In his Facebook Live address Thursday morning, Caputo-Pearl emphasized that the agreement “is not trying to replace brick-and-mortar schools.”
“You can’t replace brick-and-mortar schools and all the interaction that happens there and the crucial things that happen for equity to make sure that all students, regardless of race, income or gender, have equitable opportunities,” he said. “You need physical schools to do that. This is not trying to change that. This is just trying to manage a pandemic.”
Disagreements over whether to give teachers the flexibility to set their own schedules and whether to require them to teach via live video were major sticking points that prevented the two sides from reaching a deal before Wednesday, UTLA President-Elect Cecily Myart-Cruz told EdSource.

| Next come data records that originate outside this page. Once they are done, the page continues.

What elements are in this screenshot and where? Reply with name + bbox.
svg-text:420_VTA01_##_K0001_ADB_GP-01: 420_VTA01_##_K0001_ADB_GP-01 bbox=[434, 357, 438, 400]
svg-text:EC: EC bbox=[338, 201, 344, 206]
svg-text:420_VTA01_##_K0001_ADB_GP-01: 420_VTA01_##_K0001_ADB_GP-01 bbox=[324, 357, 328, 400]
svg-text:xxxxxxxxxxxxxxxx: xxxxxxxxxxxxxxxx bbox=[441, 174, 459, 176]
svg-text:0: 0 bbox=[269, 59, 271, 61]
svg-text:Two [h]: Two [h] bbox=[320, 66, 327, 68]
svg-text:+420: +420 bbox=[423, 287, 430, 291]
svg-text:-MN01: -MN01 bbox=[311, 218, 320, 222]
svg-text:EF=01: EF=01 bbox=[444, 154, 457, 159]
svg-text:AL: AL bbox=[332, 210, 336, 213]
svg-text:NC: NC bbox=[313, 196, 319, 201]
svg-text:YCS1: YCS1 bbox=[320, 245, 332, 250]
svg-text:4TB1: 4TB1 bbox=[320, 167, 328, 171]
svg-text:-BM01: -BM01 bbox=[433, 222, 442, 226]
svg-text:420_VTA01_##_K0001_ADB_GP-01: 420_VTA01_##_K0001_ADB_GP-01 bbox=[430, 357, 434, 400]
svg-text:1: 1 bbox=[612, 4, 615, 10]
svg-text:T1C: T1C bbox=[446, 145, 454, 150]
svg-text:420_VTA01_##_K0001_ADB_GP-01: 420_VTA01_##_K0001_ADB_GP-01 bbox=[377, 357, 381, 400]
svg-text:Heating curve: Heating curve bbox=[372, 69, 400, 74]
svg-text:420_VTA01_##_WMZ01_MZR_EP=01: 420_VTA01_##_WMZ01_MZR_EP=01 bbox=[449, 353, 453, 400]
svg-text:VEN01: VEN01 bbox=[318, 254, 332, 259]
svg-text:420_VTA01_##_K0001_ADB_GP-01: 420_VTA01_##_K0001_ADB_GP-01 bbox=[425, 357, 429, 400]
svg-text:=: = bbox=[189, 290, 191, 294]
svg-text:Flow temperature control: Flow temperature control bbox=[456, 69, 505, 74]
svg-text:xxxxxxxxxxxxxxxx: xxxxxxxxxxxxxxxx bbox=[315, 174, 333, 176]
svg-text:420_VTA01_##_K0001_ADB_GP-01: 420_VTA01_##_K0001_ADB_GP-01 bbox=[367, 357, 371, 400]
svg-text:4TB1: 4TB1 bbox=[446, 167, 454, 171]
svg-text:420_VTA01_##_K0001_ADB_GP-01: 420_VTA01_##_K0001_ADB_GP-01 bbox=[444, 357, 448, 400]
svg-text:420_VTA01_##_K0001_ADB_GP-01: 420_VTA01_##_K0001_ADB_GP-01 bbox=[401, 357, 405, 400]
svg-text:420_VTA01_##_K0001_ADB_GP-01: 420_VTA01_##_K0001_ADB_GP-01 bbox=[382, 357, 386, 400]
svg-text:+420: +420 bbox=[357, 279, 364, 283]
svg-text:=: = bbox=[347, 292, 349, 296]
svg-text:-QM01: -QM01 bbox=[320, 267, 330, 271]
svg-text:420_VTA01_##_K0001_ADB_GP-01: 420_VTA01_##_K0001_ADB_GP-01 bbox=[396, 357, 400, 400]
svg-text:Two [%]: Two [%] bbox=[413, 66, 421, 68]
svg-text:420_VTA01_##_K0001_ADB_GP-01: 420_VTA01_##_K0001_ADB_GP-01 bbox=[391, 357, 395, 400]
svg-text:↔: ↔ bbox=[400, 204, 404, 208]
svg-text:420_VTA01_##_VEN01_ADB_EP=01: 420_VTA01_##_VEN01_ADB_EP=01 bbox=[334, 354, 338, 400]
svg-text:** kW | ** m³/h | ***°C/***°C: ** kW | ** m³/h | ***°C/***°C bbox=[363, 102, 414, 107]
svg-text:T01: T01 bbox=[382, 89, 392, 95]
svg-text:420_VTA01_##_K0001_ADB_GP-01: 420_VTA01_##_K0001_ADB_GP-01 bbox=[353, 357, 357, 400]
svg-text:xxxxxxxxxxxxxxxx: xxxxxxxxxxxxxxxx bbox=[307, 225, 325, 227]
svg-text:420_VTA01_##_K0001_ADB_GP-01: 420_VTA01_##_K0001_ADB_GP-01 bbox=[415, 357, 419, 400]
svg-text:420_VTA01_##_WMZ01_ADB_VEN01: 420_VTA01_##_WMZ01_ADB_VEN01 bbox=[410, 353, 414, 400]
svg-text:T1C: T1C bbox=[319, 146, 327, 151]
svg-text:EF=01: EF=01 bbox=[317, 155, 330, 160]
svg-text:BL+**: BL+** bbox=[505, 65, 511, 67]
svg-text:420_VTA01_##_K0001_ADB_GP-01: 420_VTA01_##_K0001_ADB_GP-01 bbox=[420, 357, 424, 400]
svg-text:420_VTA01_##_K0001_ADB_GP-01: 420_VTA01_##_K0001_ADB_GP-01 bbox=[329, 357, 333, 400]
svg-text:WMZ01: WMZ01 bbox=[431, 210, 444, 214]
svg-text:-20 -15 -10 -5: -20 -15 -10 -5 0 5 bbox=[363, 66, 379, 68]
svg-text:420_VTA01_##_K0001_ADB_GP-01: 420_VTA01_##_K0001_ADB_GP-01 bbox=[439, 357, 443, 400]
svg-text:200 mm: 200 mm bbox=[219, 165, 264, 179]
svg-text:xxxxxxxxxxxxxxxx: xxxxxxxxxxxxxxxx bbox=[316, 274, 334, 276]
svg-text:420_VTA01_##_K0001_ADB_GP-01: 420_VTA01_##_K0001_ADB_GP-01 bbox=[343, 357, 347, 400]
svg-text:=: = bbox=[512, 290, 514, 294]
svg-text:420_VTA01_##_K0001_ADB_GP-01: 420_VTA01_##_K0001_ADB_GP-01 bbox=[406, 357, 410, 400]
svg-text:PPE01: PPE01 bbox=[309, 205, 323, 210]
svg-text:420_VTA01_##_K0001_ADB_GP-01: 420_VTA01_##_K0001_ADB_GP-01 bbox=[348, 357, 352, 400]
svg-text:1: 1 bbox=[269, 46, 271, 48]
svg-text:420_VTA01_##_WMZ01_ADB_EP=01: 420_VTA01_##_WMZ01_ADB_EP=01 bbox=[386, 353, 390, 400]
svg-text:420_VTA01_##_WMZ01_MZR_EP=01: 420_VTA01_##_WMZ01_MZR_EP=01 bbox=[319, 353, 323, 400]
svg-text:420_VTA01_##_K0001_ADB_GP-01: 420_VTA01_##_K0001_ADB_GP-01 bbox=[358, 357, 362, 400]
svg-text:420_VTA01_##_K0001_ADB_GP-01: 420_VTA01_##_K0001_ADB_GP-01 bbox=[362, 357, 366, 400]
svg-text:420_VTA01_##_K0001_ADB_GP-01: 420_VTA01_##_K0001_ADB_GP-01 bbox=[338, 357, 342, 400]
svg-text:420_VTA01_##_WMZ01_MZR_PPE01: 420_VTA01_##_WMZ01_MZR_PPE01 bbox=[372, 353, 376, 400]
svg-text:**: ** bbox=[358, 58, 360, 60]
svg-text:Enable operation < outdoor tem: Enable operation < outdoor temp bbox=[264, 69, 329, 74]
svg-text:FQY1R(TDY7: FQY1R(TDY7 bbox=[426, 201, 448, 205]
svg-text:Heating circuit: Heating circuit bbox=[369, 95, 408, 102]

The district’s initial proposal in March stated that teachers “shall use live video engagement with students whenever possible.” It also stated that administrators “shall be given access to such live video engagement,” a nonstarter for the union. The agreement reached Wednesday does not include that language.
The union has argued that teachers should have flexibility to set their own schedules, rather than being mandated to teach on schedules set by schools.
“There are administrators who are hell-bent on micromanaging folks. And it’s ridiculous,” Myart-Cruz said in an interview Monday.
As part of the agreement, teachers are required to work 240 minutes or four hours each day, but it’s up to them to determine what that work will include. Caputo-Pearl said Thursday that those hours can include live teaching but also planning, grading, office hours and faculty meetings.
“The vast majority of teachers” in the district will likely choose to work more than four hours a day, Caputo-Pearl said. However, he added that the union wanted to make sure that “in a crisis situation,” teachers can complete their work “in a flexible way.”
Many teachers will likely use live video to teach their classes, Caputo-Pearl said. But he added that the union rejected a “one-size-fits-all approach.” Instead of using video conferencing, some teachers may prefer using email, phone calls, recorded videos or other methods of communicating with students, he said.
“We wanted to leave the pedagogical discretion to the professionals, to educators,” he said. “You know what you’re doing with your students.”
The two sides also agreed that teachers will be required to receive professional development on “distance learning strategies and use of technology.” Those trainings will be “no longer than one hour” and teachers are expected to complete them by April 17.
However, the union will ask for an extension to that deadline if the district is unable to fix technical problems with Schoology, an online platform where teachers can share lesson plans and assignments with students. Teachers have reported the platform is often crashing, and the district acknowledged that technical issues existed. Beutner said Monday that the platform wasn’t built to support 500,000 users at the same time and that the district was enlisting a “major tech company” to fix the system.
The deal also states that special education teachers will provide distance learning “as appropriate” and “to the extent practical.” The union and the district plan to “continue to discuss how to provide equitable and appropriate education for students with disabilities,” the union said.
The union was also able to secure what Caputo-Pearl described as “the best agreement in the United States” for substitute teachers.
Substitutes who are currently on long-term assignments with the district will continue to receive the same pay rate.
Day-to-day substitutes will be paid at least as much as they were already being paid “based on their current work year pattern,” the agreement states. They will be paid for three to six hours a day.
“So nobody will be paid less than three hours a day, which is an amazing floor,” Caputo-Pearl said.